Darwin pode estar certo se este estudo for acreditado

De acordo com o trabalho do famoso naturalista Charles Darwin, as espécies que vivem hoje evoluíram de um único ser vivo cujos descendentes se ramificaram e se adaptaram aos seus respectivos ambientes ao longo dos anos.

Com base nessa teoria, a vida na Terra surgiu há cerca de 3,5 bilhões de anos. Teria se formado a partir de um monte de produtos químicos que se transformaram em aminoácidos, depois em proteínas e, finalmente, em células.

Após a publicação dos trabalhos de Darwin, muitos estudos científicos foram realizados para verificar sua hipótese. A principal falha na explicação de Darwin sobre a origem da vida e da evolução é o mistério da transição evolutiva.

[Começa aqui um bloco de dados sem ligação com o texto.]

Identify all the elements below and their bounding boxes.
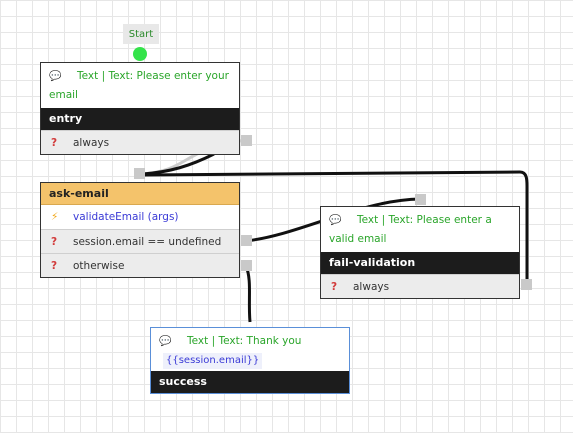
entry-condition-always[interactable]: ? always	[41, 130, 239, 154]
wire-otherwise-to-success	[244, 265, 252, 323]
node-fail-validation[interactable]: 💬 Text | Text: Please enter a valid email…	[320, 206, 520, 299]
node-entry[interactable]: 💬 Text | Text: Please enter your email en…	[40, 62, 240, 155]
speech-bubble-icon: 💬	[49, 71, 62, 82]
ask-email-otherwise-port[interactable]	[241, 260, 252, 271]
fail-validation-input-port[interactable]	[415, 194, 426, 205]
success-variable: {{session.email}}	[163, 353, 263, 369]
fail-validation-condition-label: always	[353, 281, 390, 293]
ask-email-title[interactable]: ask-email	[41, 183, 239, 205]
node-success[interactable]: 💬 Text | Text: Thank you {{session.email}…	[150, 327, 350, 394]
entry-message-text: Text | Text: Please enter your email	[49, 70, 229, 101]
speech-bubble-icon: 💬	[329, 215, 342, 226]
entry-condition-label: always	[73, 137, 110, 149]
speech-bubble-icon: 💬	[159, 336, 172, 347]
question-mark-icon: ?	[331, 281, 338, 293]
ask-email-condition-otherwise-label: otherwise	[73, 260, 125, 272]
entry-title[interactable]: entry	[41, 108, 239, 130]
fail-validation-condition-always[interactable]: ? always	[321, 274, 519, 298]
fail-validation-always-port[interactable]	[521, 279, 532, 290]
ask-email-input-port[interactable]	[134, 168, 145, 179]
fail-validation-title[interactable]: fail-validation	[321, 252, 519, 274]
start-label: Start	[123, 24, 159, 44]
success-message[interactable]: 💬 Text | Text: Thank you {{session.email}…	[151, 328, 349, 371]
ask-email-condition-otherwise[interactable]: ? otherwise	[41, 253, 239, 277]
node-ask-email[interactable]: ask-email ⚡ validateEmail (args) ? session…	[40, 182, 240, 278]
ask-email-action[interactable]: ⚡ validateEmail (args)	[41, 205, 239, 229]
success-title[interactable]: success	[151, 371, 349, 393]
ask-email-condition-undefined[interactable]: ? session.email == undefined	[41, 229, 239, 253]
lightning-icon: ⚡	[51, 211, 59, 223]
entry-message[interactable]: 💬 Text | Text: Please enter your email	[41, 63, 239, 108]
wire-entry-to-ask-email-dark	[142, 152, 215, 176]
start-node-dot[interactable]	[133, 47, 147, 61]
fail-validation-message-text: Text | Text: Please enter a valid email	[329, 214, 492, 245]
question-mark-icon: ?	[51, 236, 58, 248]
ask-email-action-label: validateEmail (args)	[73, 211, 179, 223]
success-message-text: Text | Text: Thank you	[187, 335, 302, 347]
question-mark-icon: ?	[51, 137, 58, 149]
fail-validation-message[interactable]: 💬 Text | Text: Please enter a valid email	[321, 207, 519, 252]
question-mark-icon: ?	[51, 260, 58, 272]
ask-email-undefined-port[interactable]	[241, 235, 252, 246]
flow-canvas[interactable]: Start 💬 Text | Text: Please enter your em…	[0, 0, 573, 433]
entry-always-port[interactable]	[241, 135, 252, 146]
ask-email-condition-undefined-label: session.email == undefined	[73, 236, 222, 248]
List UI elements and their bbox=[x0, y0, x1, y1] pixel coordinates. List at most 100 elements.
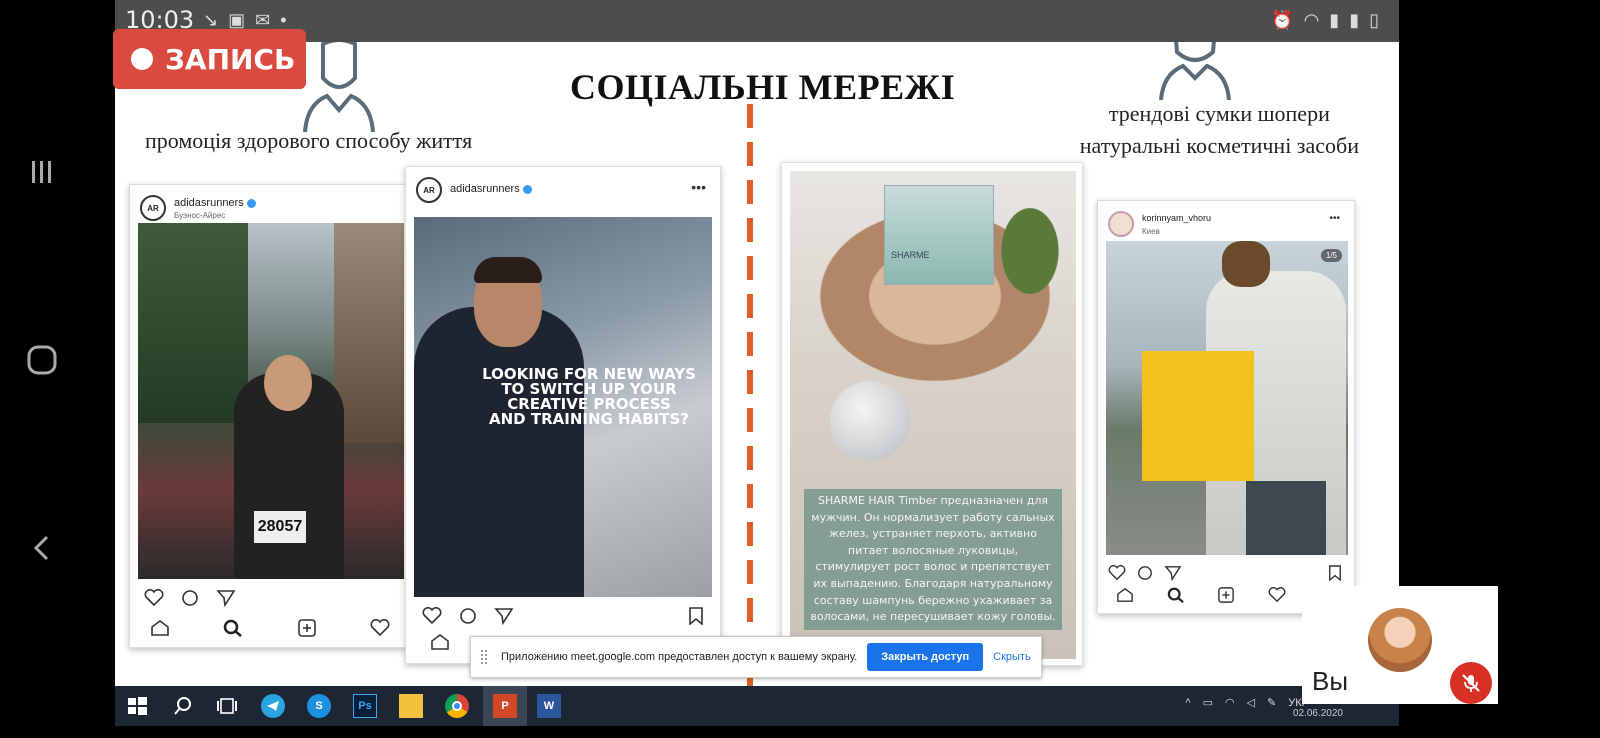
home-icon bbox=[27, 345, 57, 375]
photoshop-icon[interactable]: Ps bbox=[353, 694, 377, 718]
search-icon[interactable] bbox=[171, 694, 195, 718]
post-username: korinnyam_vhoru bbox=[1142, 213, 1212, 223]
volume-icon[interactable]: ◁ bbox=[1247, 696, 1255, 709]
dashed-divider bbox=[747, 104, 753, 700]
activity-icon[interactable] bbox=[370, 619, 390, 637]
post-username: adidasrunners bbox=[450, 183, 532, 195]
caption-healthy-lifestyle: промоція здорового способу життя bbox=[145, 128, 473, 153]
gallery-icon: ▣ bbox=[228, 10, 246, 30]
post-header: korinnyam_vhoru Киев ••• bbox=[1108, 209, 1344, 241]
system-status-icons: ⏰ ◠ ▮ ▮ ▯ bbox=[1271, 10, 1379, 31]
recent-apps-button[interactable] bbox=[20, 150, 64, 194]
notification-icons: ↘ ▣ ✉ • bbox=[203, 10, 287, 31]
search-icon[interactable] bbox=[223, 619, 243, 637]
bookmark-icon[interactable] bbox=[688, 607, 704, 625]
instagram-post-runner: AR adidasrunners Буэнос-Айрес 28057 bbox=[129, 184, 407, 648]
screen-share-bar: Приложению meet.google.com предоставлен … bbox=[470, 636, 1042, 678]
comment-icon[interactable] bbox=[1136, 565, 1154, 581]
race-bib: 28057 bbox=[254, 511, 306, 543]
like-icon[interactable] bbox=[144, 589, 164, 607]
more-options-icon[interactable]: ••• bbox=[1329, 213, 1340, 224]
post-actions bbox=[422, 607, 514, 625]
add-post-icon[interactable] bbox=[1217, 587, 1235, 603]
carousel-counter: 1/5 bbox=[1320, 249, 1342, 262]
yellow-tote-bag bbox=[1142, 351, 1254, 481]
home-tab-icon[interactable] bbox=[1116, 587, 1134, 603]
instagram-post-sharme: SHARME SHARME HAIR Timber предназначен д… bbox=[781, 162, 1083, 666]
word-icon[interactable]: W bbox=[537, 694, 561, 718]
mic-off-button[interactable] bbox=[1450, 662, 1492, 704]
share-message: Приложению meet.google.com предоставлен … bbox=[501, 651, 858, 663]
post-photo: 28057 bbox=[138, 223, 404, 579]
like-icon[interactable] bbox=[1108, 565, 1126, 581]
telegram-icon[interactable] bbox=[261, 694, 285, 718]
signal-icon: ▮ bbox=[1329, 10, 1340, 30]
task-view-icon[interactable] bbox=[215, 694, 239, 718]
like-icon[interactable] bbox=[422, 607, 442, 625]
avatar bbox=[1368, 608, 1432, 672]
post-photo: SHARME SHARME HAIR Timber предназначен д… bbox=[790, 171, 1076, 659]
alarm-icon: ⏰ bbox=[1271, 10, 1294, 30]
search-icon[interactable] bbox=[1167, 587, 1185, 603]
post-actions bbox=[144, 589, 236, 607]
skype-icon[interactable]: S bbox=[307, 694, 331, 718]
record-dot-icon bbox=[131, 48, 153, 70]
female-person-icon bbox=[1159, 42, 1231, 100]
home-button[interactable] bbox=[20, 338, 64, 382]
activity-icon[interactable] bbox=[1268, 587, 1286, 603]
windows-start-icon[interactable] bbox=[125, 694, 149, 718]
windows-taskbar: S Ps P W ^ ▭ ◠ ◁ ✎ УКР 02.06.2020 bbox=[115, 686, 1399, 726]
avatar bbox=[1108, 211, 1134, 237]
caption-shopper-bags: трендові сумки шопери bbox=[1108, 101, 1330, 126]
home-tab-icon[interactable] bbox=[430, 633, 450, 651]
recording-badge: ЗАПИСЬ bbox=[113, 29, 306, 89]
stop-sharing-button[interactable]: Закрыть доступ bbox=[867, 643, 984, 671]
more-notifications-icon: • bbox=[280, 10, 287, 30]
taskbar-date: 02.06.2020 bbox=[1292, 708, 1343, 719]
comment-icon[interactable] bbox=[180, 589, 200, 607]
presentation-slide: СОЦІАЛЬНІ МЕРЕЖІ промоція здорового спос… bbox=[115, 42, 1399, 700]
wifi-icon[interactable]: ◠ bbox=[1225, 696, 1235, 709]
instagram-post-shopper: korinnyam_vhoru Киев ••• 1/5 bbox=[1097, 200, 1355, 614]
pen-icon[interactable]: ✎ bbox=[1267, 696, 1276, 709]
recording-label: ЗАПИСЬ bbox=[165, 42, 296, 76]
overlay-text: LOOKING FOR NEW WAYS TO SWITCH UP YOUR C… bbox=[482, 365, 696, 428]
male-person-icon bbox=[303, 42, 375, 133]
post-username: adidasrunners bbox=[174, 197, 256, 209]
chevron-up-icon[interactable]: ^ bbox=[1185, 697, 1190, 709]
missed-call-icon: ↘ bbox=[203, 10, 219, 30]
more-options-icon[interactable]: ••• bbox=[691, 179, 706, 195]
share-icon[interactable] bbox=[1164, 565, 1182, 581]
battery-icon[interactable]: ▭ bbox=[1203, 696, 1213, 709]
back-icon bbox=[33, 535, 49, 561]
mail-icon: ✉ bbox=[255, 10, 271, 30]
drag-handle[interactable] bbox=[481, 650, 487, 664]
bookmark-icon[interactable] bbox=[1328, 565, 1342, 581]
back-button[interactable] bbox=[20, 526, 64, 570]
chrome-icon[interactable] bbox=[445, 694, 469, 718]
share-icon[interactable] bbox=[216, 589, 236, 607]
home-tab-icon[interactable] bbox=[150, 619, 170, 637]
powerpoint-icon: P bbox=[493, 694, 517, 718]
add-post-icon[interactable] bbox=[297, 619, 317, 637]
battery-icon: ▯ bbox=[1369, 10, 1379, 30]
android-status-bar: 10:03 ↘ ▣ ✉ • ⏰ ◠ ▮ ▮ ▯ bbox=[115, 0, 1399, 42]
avatar: AR bbox=[416, 177, 442, 203]
comment-icon[interactable] bbox=[458, 607, 478, 625]
wifi-icon: ◠ bbox=[1303, 10, 1320, 30]
post-actions bbox=[1108, 565, 1182, 581]
product-description: SHARME HAIR Timber предназначен для мужч… bbox=[804, 489, 1062, 630]
file-explorer-icon[interactable] bbox=[399, 694, 423, 718]
caption-natural-cosmetics: натуральні косметичні засоби bbox=[1079, 133, 1359, 158]
powerpoint-active-tab[interactable]: P bbox=[483, 686, 527, 726]
post-location: Буэнос-Айрес bbox=[174, 211, 226, 220]
hide-button[interactable]: Скрыть bbox=[993, 651, 1031, 663]
post-photo: 1/5 bbox=[1106, 241, 1348, 555]
slide-title: СОЦІАЛЬНІ МЕРЕЖІ bbox=[570, 67, 956, 107]
mic-off-icon bbox=[1462, 674, 1480, 692]
share-icon[interactable] bbox=[494, 607, 514, 625]
recent-apps-icon bbox=[32, 161, 51, 183]
post-photo: LOOKING FOR NEW WAYS TO SWITCH UP YOUR C… bbox=[414, 217, 712, 597]
self-view-tile[interactable]: Вы bbox=[1302, 586, 1498, 704]
caption-right: трендові сумки шопери натуральні космети… bbox=[1080, 98, 1359, 162]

De fato, até agora, o fator que faz com que os aglomerados não vivos se metamorfoseem em organismos vivos permaneceu inexplicado.

Uma equipe internacional de pesquisadores parece ter resolvido parte do enigma. Em um estudo com foco na evolução artificial, os pesquisadores descobriram que a ecologia desempenha um papel fundamental na evolução das espécies.

Andaimes ecológicos

O novo estudo foi realizado por pesquisadores da ESPCI Paris, França, e do Instituto Max Planck de Biologia Evolutiva, Plön, Alemanha. A equipe foi auxiliada por Andrew Black, da University of Adelaide, na Austrália, e Pierrick Bourrat, da Macquarie University, também na Austrália.

Em termos concretos, os cientistas impuseram uma “andaime ecológico” para grandes grupos de bactérias “viver em liberdade”. Estes incluem organismos unicelulares que vivem sozinhos na natureza. Eles então observaram um comportamento evolutivo semelhante ao de grupos de espécies multicelulares.

Em outras palavras, os grupos nômades colocavam o bem-estar do coletivo como um todo acima da sobrevivência de cada célula individual. Portanto, eles se tornaram mais eficientes. Melhor ainda, eles até desenvolveram características relacionadas ao desenvolvimento de um ciclo de vida multicelular.

Possíveis aplicações em Inteligência Artificial

“Em essência, produzimos uma receita ecológica que, se seguida, fará com que as entidades envolvidas participem do processo de evolução por seleção natural, resultando em uma espécie de máquina darwiniana”disse Paul Rainey, o pesquisador principal, no Phys.Org.

Observe que uma máquina darwiniana é uma construção pela qual uma entidade não viva pode produzir um resultado com maior viabilidade do que seu conteúdo atual.

Os resultados da pesquisa deram aos cientistas uma melhor compreensão de por que os vírus são capazes de se adaptar e evoluir. “Para patógenos, como o HIV, o hospedeiro humano é um recurso. A transmissão do vírus para novos hospedeiros por meio de uma única célula é semelhante a um evento de reprodução em nível de grupo”.explicou Rainey.

Eles também podem ter muitas aplicações na pesquisa de inteligência artificial. Eles poderiam tornar possível imitar a rede neural orgânica específica do cérebro humano.